Electrochemical reduction of CO2 to CO – Towards industrial application

January 2018 - January 2022

The rise in atmospheric greenhouse gas concentration has been linked to a global warming of 1.0 ± 0.2 °C since pre-industrial times. The need for negative emissions to prevent a global warming superior to 1.5 °C has increased the attractiveness of carbon dioxide (CO2) capture and utilization technologies. In this regard, the electrochemical conversion of CO2 stands out for the ability to store intermittent renewable electrical energy as chemical energy. In particular carbon monoxide is an interesting product in terms of revenue per mole of electrons since its production takes up only two moles of electrons per mole of carbon dioxide reduced. At the same time, it has broad applications in the chemical industry being the most significant in its use as syngas in the Fischer-Tropsch process for the synthesis of multi-carbon compounds.

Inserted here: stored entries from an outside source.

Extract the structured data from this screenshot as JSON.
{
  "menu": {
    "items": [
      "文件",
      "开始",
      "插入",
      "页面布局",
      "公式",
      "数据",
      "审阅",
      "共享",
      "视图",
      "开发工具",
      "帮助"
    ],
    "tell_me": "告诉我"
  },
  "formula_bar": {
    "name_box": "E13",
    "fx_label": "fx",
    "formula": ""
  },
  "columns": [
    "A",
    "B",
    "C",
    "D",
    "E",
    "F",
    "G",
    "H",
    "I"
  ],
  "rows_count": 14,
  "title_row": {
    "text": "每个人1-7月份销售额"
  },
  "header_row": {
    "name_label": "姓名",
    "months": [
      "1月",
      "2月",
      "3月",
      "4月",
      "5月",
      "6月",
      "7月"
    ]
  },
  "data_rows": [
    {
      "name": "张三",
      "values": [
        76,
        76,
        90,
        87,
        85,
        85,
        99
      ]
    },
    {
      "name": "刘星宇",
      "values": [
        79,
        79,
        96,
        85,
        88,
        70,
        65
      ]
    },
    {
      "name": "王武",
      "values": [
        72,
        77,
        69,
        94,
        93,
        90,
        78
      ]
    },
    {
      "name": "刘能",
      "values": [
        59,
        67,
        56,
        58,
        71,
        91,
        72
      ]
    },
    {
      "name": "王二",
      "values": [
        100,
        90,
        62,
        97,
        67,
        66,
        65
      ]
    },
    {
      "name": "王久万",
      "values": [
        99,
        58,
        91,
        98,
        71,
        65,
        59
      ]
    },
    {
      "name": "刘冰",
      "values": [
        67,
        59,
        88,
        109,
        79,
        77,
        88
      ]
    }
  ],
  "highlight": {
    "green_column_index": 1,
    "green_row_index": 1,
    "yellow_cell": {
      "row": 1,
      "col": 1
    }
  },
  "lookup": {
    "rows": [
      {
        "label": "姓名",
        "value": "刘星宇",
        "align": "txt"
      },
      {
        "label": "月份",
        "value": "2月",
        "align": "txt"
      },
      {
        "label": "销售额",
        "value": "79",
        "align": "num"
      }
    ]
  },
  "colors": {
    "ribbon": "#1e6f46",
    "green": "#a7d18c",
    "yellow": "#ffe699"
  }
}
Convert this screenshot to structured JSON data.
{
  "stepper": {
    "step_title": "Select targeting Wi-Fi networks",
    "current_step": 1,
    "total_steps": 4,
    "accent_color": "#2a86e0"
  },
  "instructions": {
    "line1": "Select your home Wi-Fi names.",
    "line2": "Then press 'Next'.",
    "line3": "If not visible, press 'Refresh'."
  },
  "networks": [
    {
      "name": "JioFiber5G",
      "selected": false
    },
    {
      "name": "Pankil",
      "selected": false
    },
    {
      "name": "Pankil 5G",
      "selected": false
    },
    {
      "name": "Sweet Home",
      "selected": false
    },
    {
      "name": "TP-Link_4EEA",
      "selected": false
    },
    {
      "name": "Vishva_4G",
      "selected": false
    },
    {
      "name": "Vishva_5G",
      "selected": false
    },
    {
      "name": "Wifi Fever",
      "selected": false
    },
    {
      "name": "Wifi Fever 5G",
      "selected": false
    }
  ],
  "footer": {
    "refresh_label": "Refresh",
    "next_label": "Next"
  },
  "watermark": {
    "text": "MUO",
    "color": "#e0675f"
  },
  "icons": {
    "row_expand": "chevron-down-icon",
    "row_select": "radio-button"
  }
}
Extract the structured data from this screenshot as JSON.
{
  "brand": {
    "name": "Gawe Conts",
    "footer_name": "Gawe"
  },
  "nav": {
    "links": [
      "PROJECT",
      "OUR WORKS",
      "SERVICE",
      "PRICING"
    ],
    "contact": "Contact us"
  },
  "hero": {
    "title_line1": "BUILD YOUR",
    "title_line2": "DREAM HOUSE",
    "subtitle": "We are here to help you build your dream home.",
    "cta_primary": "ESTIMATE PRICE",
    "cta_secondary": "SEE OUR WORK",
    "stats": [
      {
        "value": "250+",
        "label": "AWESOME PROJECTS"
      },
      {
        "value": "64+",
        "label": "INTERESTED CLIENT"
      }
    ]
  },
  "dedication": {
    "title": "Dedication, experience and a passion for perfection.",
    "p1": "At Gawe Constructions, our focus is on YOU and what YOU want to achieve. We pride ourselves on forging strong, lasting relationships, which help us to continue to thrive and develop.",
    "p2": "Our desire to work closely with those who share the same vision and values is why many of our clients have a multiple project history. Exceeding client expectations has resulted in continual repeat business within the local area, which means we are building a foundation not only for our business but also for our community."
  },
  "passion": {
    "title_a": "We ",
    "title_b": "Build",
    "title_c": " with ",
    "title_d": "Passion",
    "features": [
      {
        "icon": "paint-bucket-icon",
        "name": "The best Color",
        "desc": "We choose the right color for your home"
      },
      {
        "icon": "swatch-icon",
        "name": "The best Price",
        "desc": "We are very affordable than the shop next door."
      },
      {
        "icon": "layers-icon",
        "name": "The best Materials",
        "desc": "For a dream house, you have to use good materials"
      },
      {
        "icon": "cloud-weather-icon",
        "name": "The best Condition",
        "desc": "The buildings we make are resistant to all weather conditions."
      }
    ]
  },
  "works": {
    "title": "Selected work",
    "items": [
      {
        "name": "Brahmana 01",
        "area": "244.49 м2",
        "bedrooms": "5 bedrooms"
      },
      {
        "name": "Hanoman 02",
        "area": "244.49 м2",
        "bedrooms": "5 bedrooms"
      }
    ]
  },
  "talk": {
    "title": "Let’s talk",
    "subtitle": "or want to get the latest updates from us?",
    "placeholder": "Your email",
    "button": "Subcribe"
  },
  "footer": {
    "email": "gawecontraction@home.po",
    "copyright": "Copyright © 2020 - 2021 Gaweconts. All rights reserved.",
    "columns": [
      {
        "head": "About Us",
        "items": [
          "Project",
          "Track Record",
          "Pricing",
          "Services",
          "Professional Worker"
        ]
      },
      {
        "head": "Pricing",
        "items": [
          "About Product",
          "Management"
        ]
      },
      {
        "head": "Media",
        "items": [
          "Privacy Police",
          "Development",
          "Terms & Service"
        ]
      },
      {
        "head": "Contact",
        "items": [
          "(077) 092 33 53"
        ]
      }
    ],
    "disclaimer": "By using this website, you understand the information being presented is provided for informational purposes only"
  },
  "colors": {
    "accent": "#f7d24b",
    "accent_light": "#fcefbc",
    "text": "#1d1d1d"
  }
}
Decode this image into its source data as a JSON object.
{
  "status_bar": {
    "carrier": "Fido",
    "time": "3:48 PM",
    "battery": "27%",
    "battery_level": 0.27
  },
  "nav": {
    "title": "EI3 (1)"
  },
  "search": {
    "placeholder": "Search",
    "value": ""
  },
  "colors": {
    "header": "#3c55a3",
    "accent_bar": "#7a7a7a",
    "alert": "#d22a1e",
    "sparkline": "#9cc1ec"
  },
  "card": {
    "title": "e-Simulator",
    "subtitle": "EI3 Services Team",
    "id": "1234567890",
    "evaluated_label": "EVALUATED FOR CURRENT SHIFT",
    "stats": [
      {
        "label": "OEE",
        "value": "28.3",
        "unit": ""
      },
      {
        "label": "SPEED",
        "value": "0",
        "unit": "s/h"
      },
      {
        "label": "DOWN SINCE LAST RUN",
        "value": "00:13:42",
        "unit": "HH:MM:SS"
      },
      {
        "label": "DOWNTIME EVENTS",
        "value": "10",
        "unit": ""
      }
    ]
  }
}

However, regarding an industrial implementation of electrochemical CO2 electrolyzers towards CO there are still several challenges that have to be solved. Among these are the large overpotentials needed for the first electron transfer step, the need for precious metals and pure CO2 feed, deficient mass transfer or stability of the catalyst. For electrolyzers to be commercially applicable, long-term stability and selectivity with current densities above 200 mA/cm2 are required. This project aims at increasing the TRL of the technology and build an electrolyzer, focusing on its upscaling limitations. Different commercial catalysts and deposition methods will be tested, targeting high activity and stability. A critical approach to the common PEM electrolyzer engineering will be taken and novel reactor configurations will be pinpointed with the goal of raising commercial interest on the technology.